PageRank Explorer
PageRank measures a page’s importance based on how many and which pages link to it.
Link Structure
PageRank Scores
PageRank: A Beginner's Guide
What is PageRank?
PageRank is a way to measure how “important” a web page is based on how many other pages link to it—even if you’ve never studied computer science. Imagine the web as a network of roads: if many roads lead to a page, that page is like a busy intersection. PageRank gives each page a score showing how busy and well-connected it is.
Why Does It Matter?
- Search engines use it to decide which pages show up first in your search results.
- Websites track which pages are most linked to understand popularity.
- Recommender systems and social networks use similar ideas to rank content.
How PageRank Works
1. Starting Point: Picture a random web surfer who clicks links at random.
2. Following Links: With a certain chance (the damping factor), they follow a link on the current page.
3. Random Jump: The rest of the time (1 minus the damping), they jump to any page at random—this prevents the surfer from getting stuck on pages without links.
Simple Pseudocode
Steps PageRank follows: 1. Initialize each page's rank to 1/total_pages. 2. Repeat until ranks stabilize: a. For each page: i. Start with (1 - d)/total_pages. ii. For every page linking to it, add d * (linking_page_rank / number_of_links_on_linking_page). 3. Normalize all ranks so they sum to 1. Where: - d is the damping factor (e.g., 0.85). - total_pages is the number of pages in your network.

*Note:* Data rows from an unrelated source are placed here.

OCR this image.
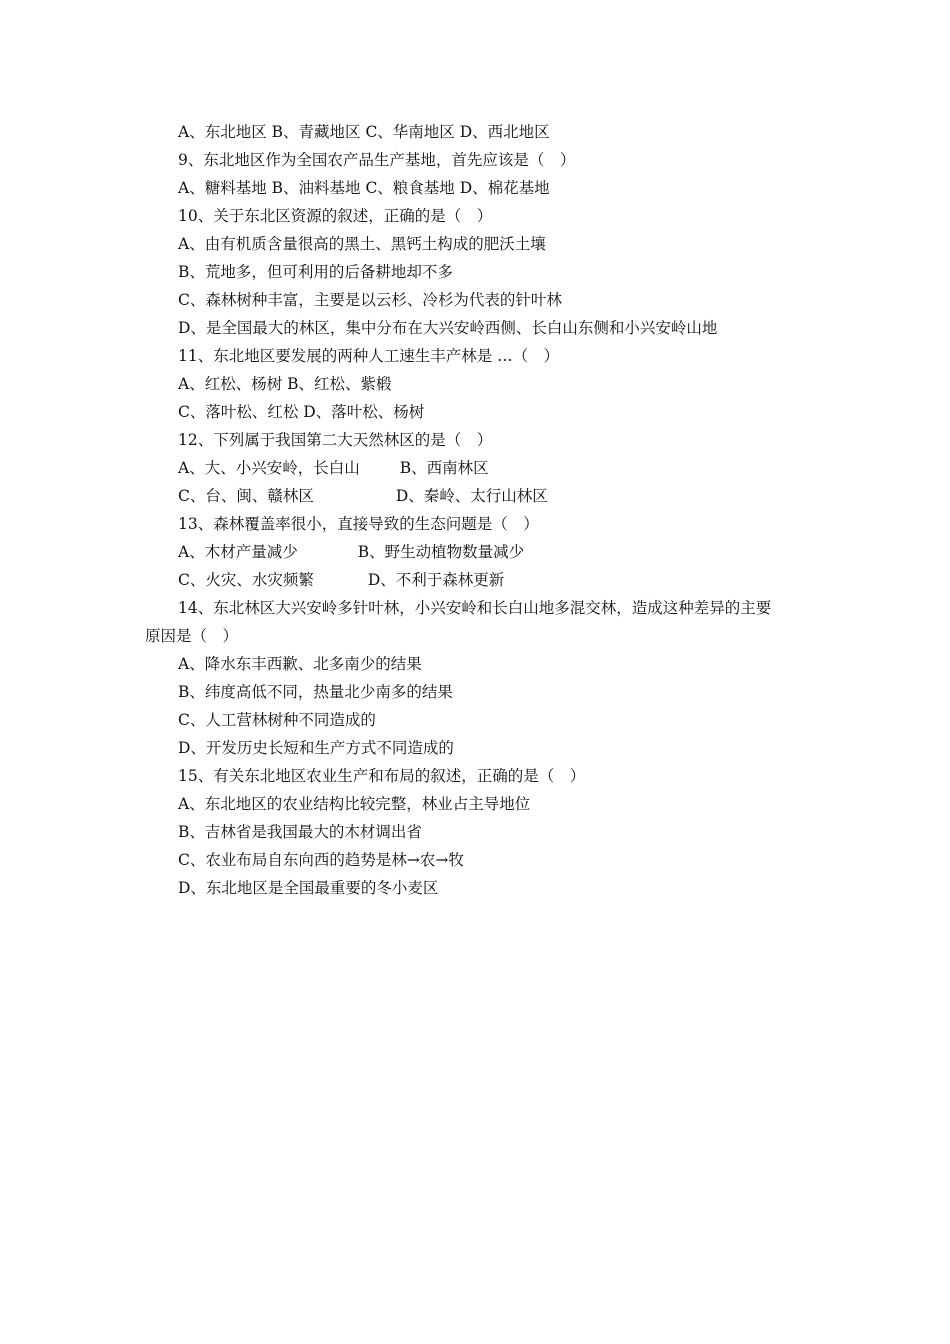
A、东北地区 B、青藏地区 C、华南地区 D、西北地区
9、东北地区作为全国农产品生产基地，首先应该是（　）
A、糖料基地 B、油料基地 C、粮食基地 D、棉花基地
10、关于东北区资源的叙述，正确的是（　）
A、由有机质含量很高的黑土、黑钙土构成的肥沃土壤
B、荒地多，但可利用的后备耕地却不多
C、森林树种丰富，主要是以云杉、冷杉为代表的针叶林
D、是全国最大的林区，集中分布在大兴安岭西侧、长白山东侧和小兴安岭山地
11、东北地区要发展的两种人工速生丰产林是 …（　）
A、红松、杨树 B、红松、紫椴
C、落叶松、红松 D、落叶松、杨树
12、下列属于我国第二大天然林区的是（　）
A、大、小兴安岭，长白山	B、西南林区
C、台、闽、赣林区	D、秦岭、太行山林区
13、森林覆盖率很小，直接导致的生态问题是（　）
A、木材产量减少	B、野生动植物数量减少
C、火灾、水灾频繁	D、不利于森林更新
14、东北林区大兴安岭多针叶林，小兴安岭和长白山地多混交林，造成这种差异的主要
原因是（　）
A、降水东丰西歉、北多南少的结果
B、纬度高低不同，热量北少南多的结果
C、人工营林树种不同造成的
D、开发历史长短和生产方式不同造成的
15、有关东北地区农业生产和布局的叙述，正确的是（　）
A、东北地区的农业结构比较完整，林业占主导地位
B、吉林省是我国最大的木材调出省
C、农业布局自东向西的趋势是林→农→牧
D、东北地区是全国最重要的冬小麦区
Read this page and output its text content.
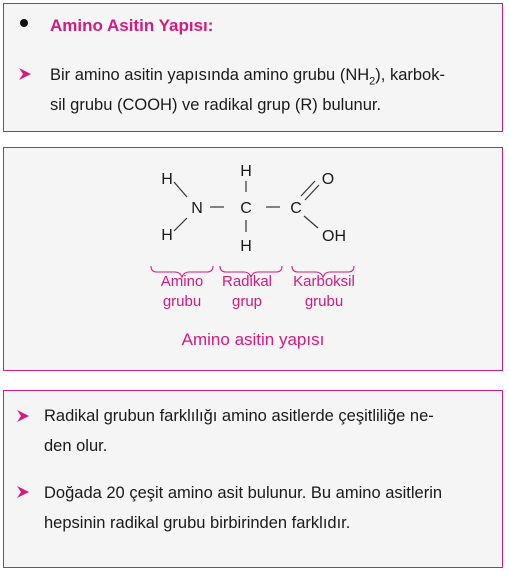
Amino Asitin Yapısı:
Bir amino asitin yapısında amino grubu $(NH_2)$, karbok-
sil grubu (COOH) ve radikal grup (R) bulunur.
H
H
N
H
C
H
C
O
OH
Amino
grubu
Radikal
grup
Karboksil
grubu
Amino asitin yapısı
Radikal grubun farklılığı amino asitlerde çeşitliliğe ne-
den olur.
Doğada 20 çeşit amino asit bulunur. Bu amino asitlerin
hepsinin radikal grubu birbirinden farklıdır.
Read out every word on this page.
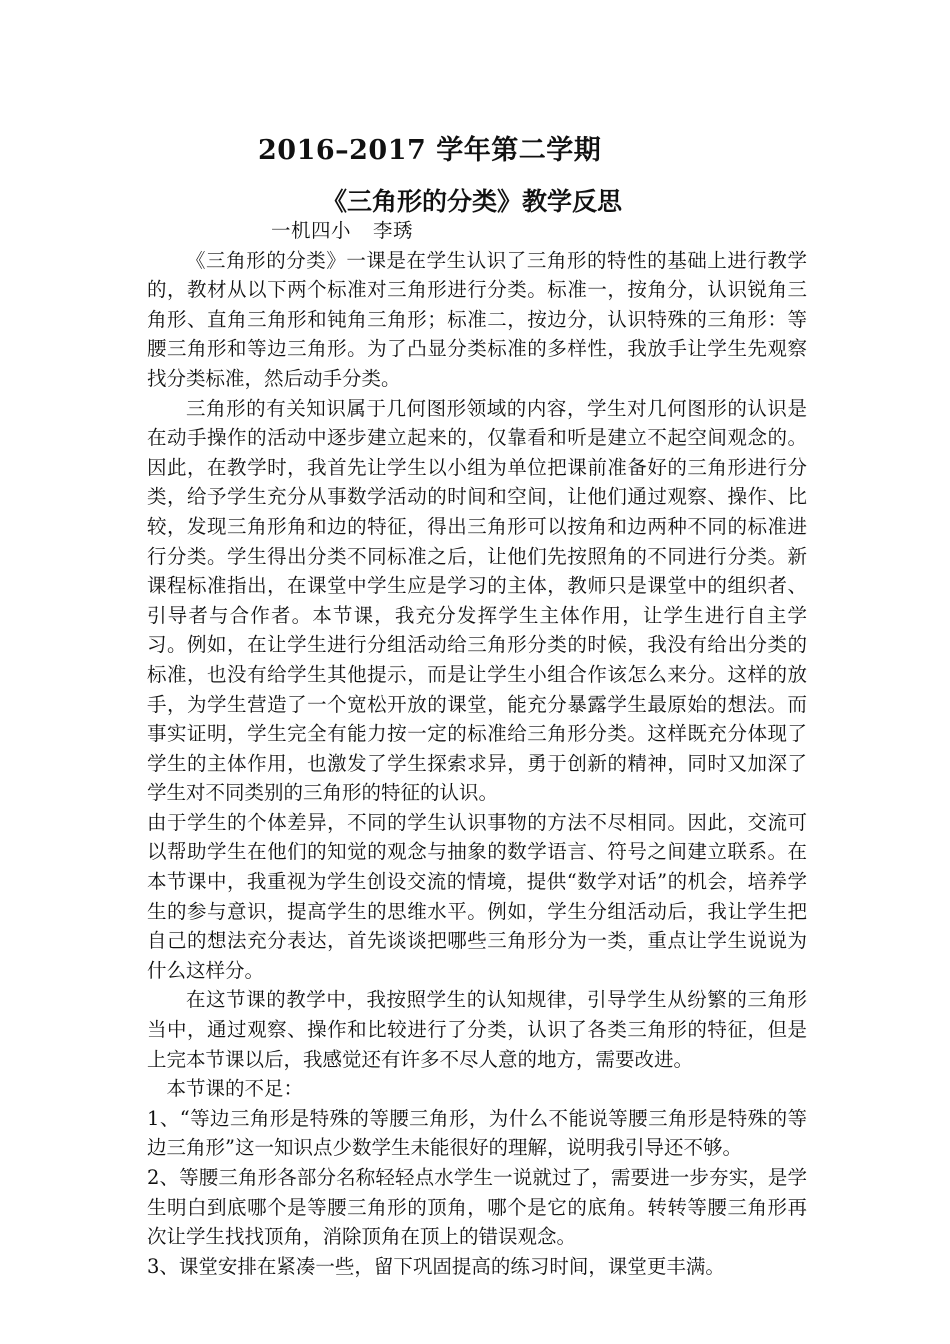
2016–2017 学年第二学期
《三角形的分类》教学反思

一机四小 李琇

《三角形的分类》一课是在学生认识了三角形的特性的基础上进行教学的，教材从以下两个标准对三角形进行分类。标准一，按角分，认识锐角三角形、直角三角形和钝角三角形；标准二，按边分，认识特殊的三角形：等腰三角形和等边三角形。为了凸显分类标准的多样性，我放手让学生先观察找分类标准，然后动手分类。

三角形的有关知识属于几何图形领域的内容，学生对几何图形的认识是在动手操作的活动中逐步建立起来的，仅靠看和听是建立不起空间观念的。因此，在教学时，我首先让学生以小组为单位把课前准备好的三角形进行分类，给予学生充分从事数学活动的时间和空间，让他们通过观察、操作、比较，发现三角形角和边的特征，得出三角形可以按角和边两种不同的标准进行分类。学生得出分类不同标准之后，让他们先按照角的不同进行分类。新课程标准指出，在课堂中学生应是学习的主体，教师只是课堂中的组织者、引导者与合作者。本节课，我充分发挥学生主体作用，让学生进行自主学习。例如，在让学生进行分组活动给三角形分类的时候，我没有给出分类的标准，也没有给学生其他提示，而是让学生小组合作该怎么来分。这样的放手，为学生营造了一个宽松开放的课堂，能充分暴露学生最原始的想法。而事实证明，学生完全有能力按一定的标准给三角形分类。这样既充分体现了学生的主体作用，也激发了学生探索求异，勇于创新的精神，同时又加深了学生对不同类别的三角形的特征的认识。

由于学生的个体差异，不同的学生认识事物的方法不尽相同。因此，交流可以帮助学生在他们的知觉的观念与抽象的数学语言、符号之间建立联系。在本节课中，我重视为学生创设交流的情境，提供“数学对话”的机会，培养学生的参与意识，提高学生的思维水平。例如，学生分组活动后，我让学生把自己的想法充分表达，首先谈谈把哪些三角形分为一类，重点让学生说说为什么这样分。

在这节课的教学中，我按照学生的认知规律，引导学生从纷繁的三角形当中，通过观察、操作和比较进行了分类，认识了各类三角形的特征，但是上完本节课以后，我感觉还有许多不尽人意的地方，需要改进。

本节课的不足：

1、“等边三角形是特殊的等腰三角形，为什么不能说等腰三角形是特殊的等边三角形”这一知识点少数学生未能很好的理解，说明我引导还不够。

2、等腰三角形各部分名称轻轻点水学生一说就过了，需要进一步夯实，是学生明白到底哪个是等腰三角形的顶角，哪个是它的底角。转转等腰三角形再次让学生找找顶角，消除顶角在顶上的错误观念。

3、课堂安排在紧凑一些，留下巩固提高的练习时间，课堂更丰满。
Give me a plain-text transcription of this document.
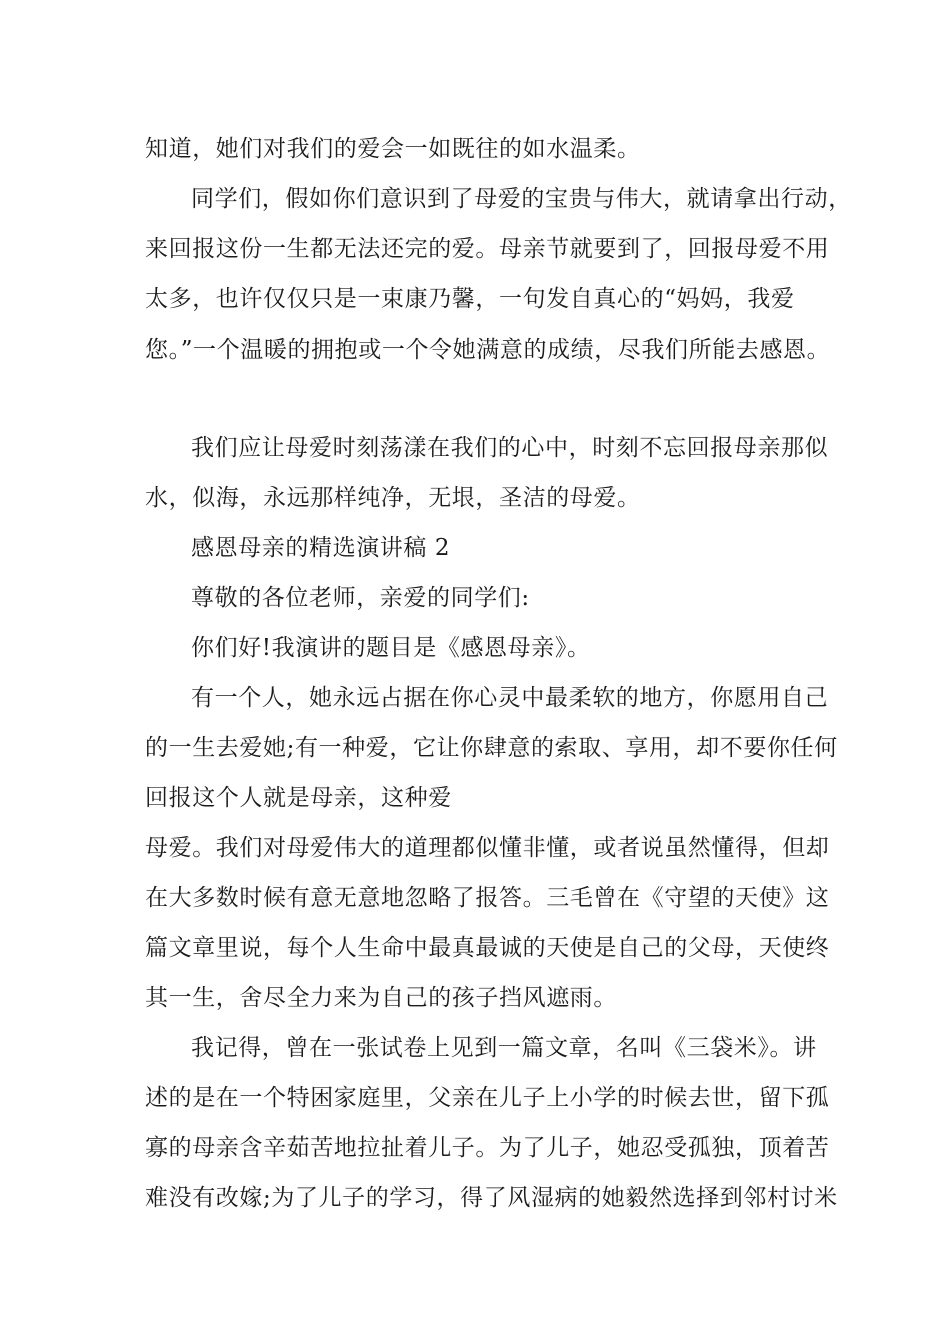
知道，她们对我们的爱会一如既往的如水温柔。
同学们，假如你们意识到了母爱的宝贵与伟大，就请拿出行动，
来回报这份一生都无法还完的爱。母亲节就要到了，回报母爱不用
太多，也许仅仅只是一束康乃馨，一句发自真心的“妈妈，我爱
您。”一个温暖的拥抱或一个令她满意的成绩，尽我们所能去感恩。
我们应让母爱时刻荡漾在我们的心中，时刻不忘回报母亲那似
水，似海，永远那样纯净，无垠，圣洁的母爱。
感恩母亲的精选演讲稿 2
尊敬的各位老师，亲爱的同学们:
你们好!我演讲的题目是《感恩母亲》。
有一个人，她永远占据在你心灵中最柔软的地方，你愿用自己
的一生去爱她;有一种爱，它让你肆意的索取、享用，却不要你任何
回报这个人就是母亲，这种爱
母爱。我们对母爱伟大的道理都似懂非懂，或者说虽然懂得，但却
在大多数时候有意无意地忽略了报答。三毛曾在《守望的天使》这
篇文章里说，每个人生命中最真最诚的天使是自己的父母，天使终
其一生，舍尽全力来为自己的孩子挡风遮雨。
我记得，曾在一张试卷上见到一篇文章，名叫《三袋米》。讲
述的是在一个特困家庭里，父亲在儿子上小学的时候去世，留下孤
寡的母亲含辛茹苦地拉扯着儿子。为了儿子，她忍受孤独，顶着苦
难没有改嫁;为了儿子的学习，得了风湿病的她毅然选择到邻村讨米
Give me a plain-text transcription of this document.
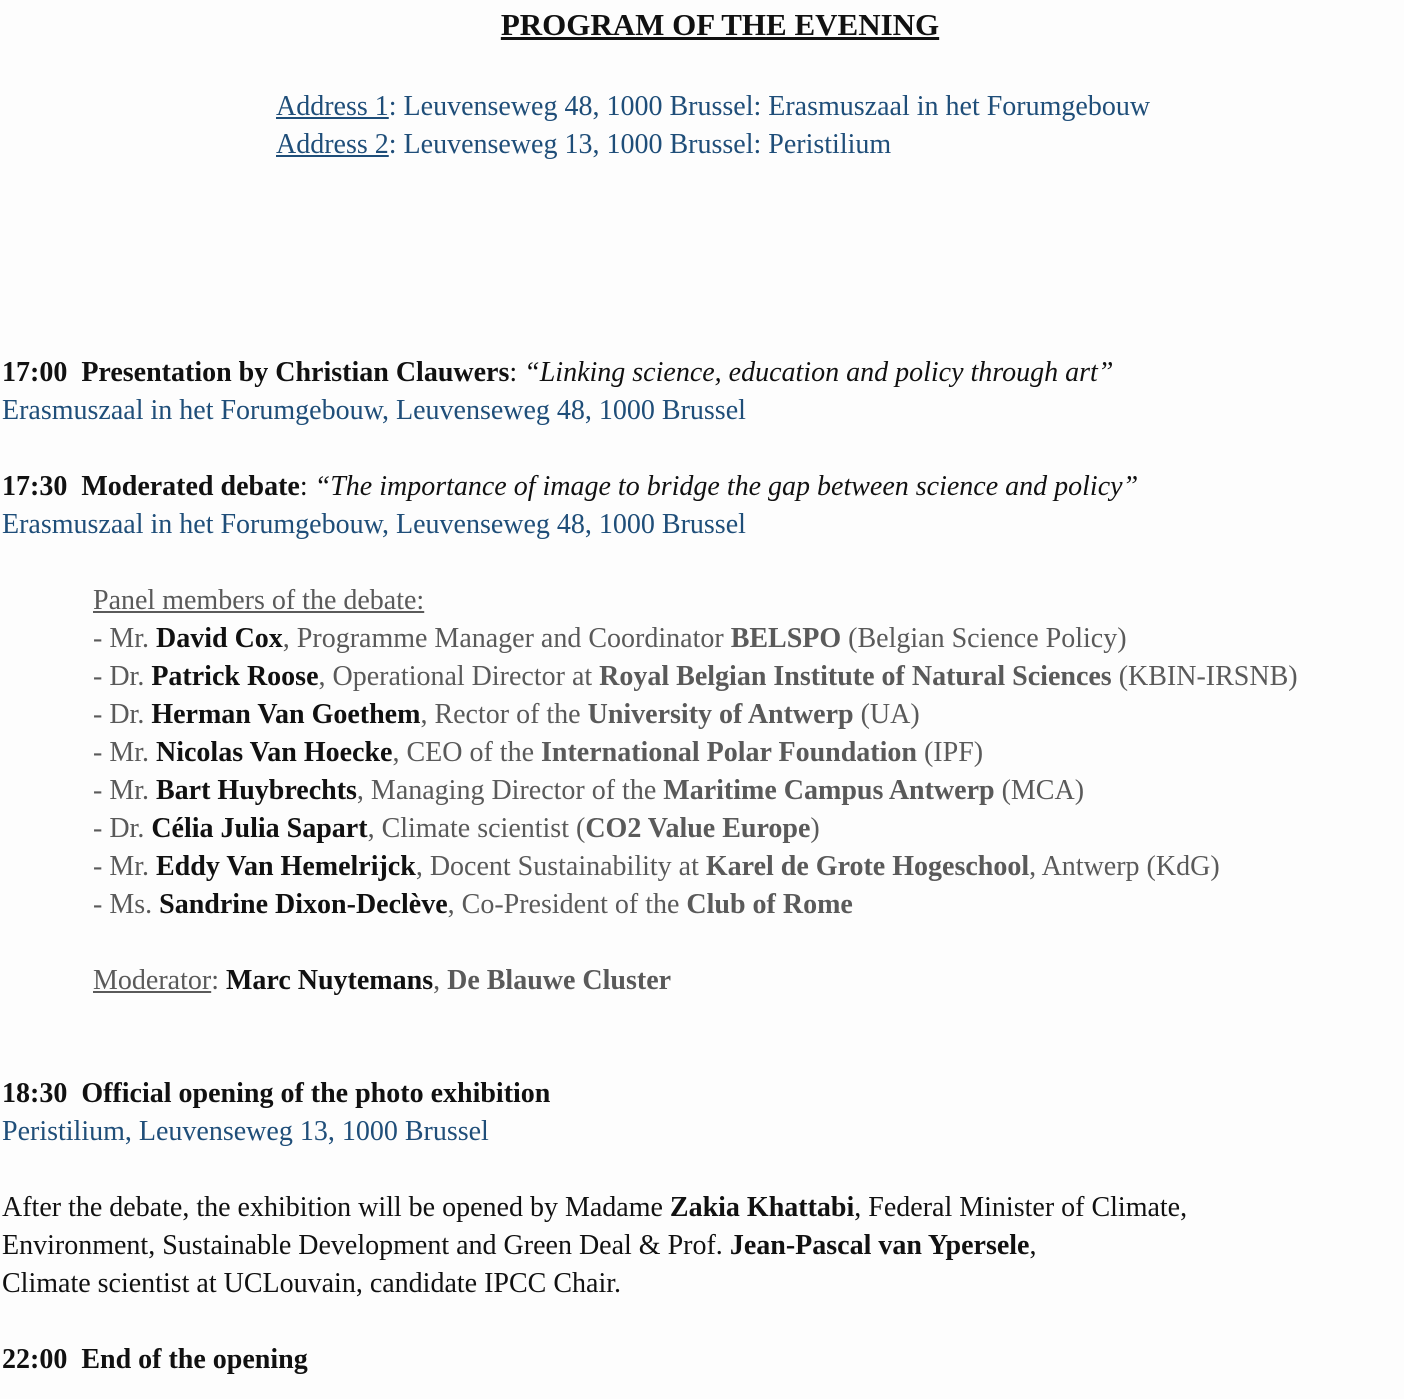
PROGRAM OF THE EVENING
Address 1: Leuvenseweg 48, 1000 Brussel: Erasmuszaal in het Forumgebouw
Address 2: Leuvenseweg 13, 1000 Brussel: Peristilium
17:00 Presentation by Christian Clauwers: “Linking science, education and policy through art”
Erasmuszaal in het Forumgebouw, Leuvenseweg 48, 1000 Brussel
17:30 Moderated debate: “The importance of image to bridge the gap between science and policy”
Erasmuszaal in het Forumgebouw, Leuvenseweg 48, 1000 Brussel
Panel members of the debate:
- Mr. David Cox, Programme Manager and Coordinator BELSPO (Belgian Science Policy)
- Dr. Patrick Roose, Operational Director at Royal Belgian Institute of Natural Sciences (KBIN-IRSNB)
- Dr. Herman Van Goethem, Rector of the University of Antwerp (UA)
- Mr. Nicolas Van Hoecke, CEO of the International Polar Foundation (IPF)
- Mr. Bart Huybrechts, Managing Director of the Maritime Campus Antwerp (MCA)
- Dr. Célia Julia Sapart, Climate scientist (CO2 Value Europe)
- Mr. Eddy Van Hemelrijck, Docent Sustainability at Karel de Grote Hogeschool, Antwerp (KdG)
- Ms. Sandrine Dixon-Declève, Co-President of the Club of Rome
Moderator: Marc Nuytemans, De Blauwe Cluster
18:30 Official opening of the photo exhibition
Peristilium, Leuvenseweg 13, 1000 Brussel
After the debate, the exhibition will be opened by Madame Zakia Khattabi, Federal Minister of Climate,
Environment, Sustainable Development and Green Deal & Prof. Jean-Pascal van Ypersele,
Climate scientist at UCLouvain, candidate IPCC Chair.
22:00 End of the opening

What is the Damping Factor?
The damping factor (usually set around 0.85
) tells the algorithm how often our surfer follows a link versus jumping to a random page. A high value means we trust links more, while a lower value gives more weight to random jumps.
How Links Influence the Score
Every page passes some of its importance to the pages it links to. If an important page links to you, your score goes up—just like a recommendation from a trusted friend boosts your own reputation.
Reading the Results
After running PageRank, each page gets a number between 0
and 1
. Higher numbers mean the page is more central in the network. In this demo, we list pages from highest to lowest score so you can see the most “important” pages first.
Using This Demo
- Select Custom Corpus to try built-in examples or paste your own network.
- Select Live Website to enter a real URL (or click a sample) and explore.
- Adjust Depth and Max Pages to control how far and wide the crawler goes.
- Click Compute PageRank and watch both the link structure and scores update.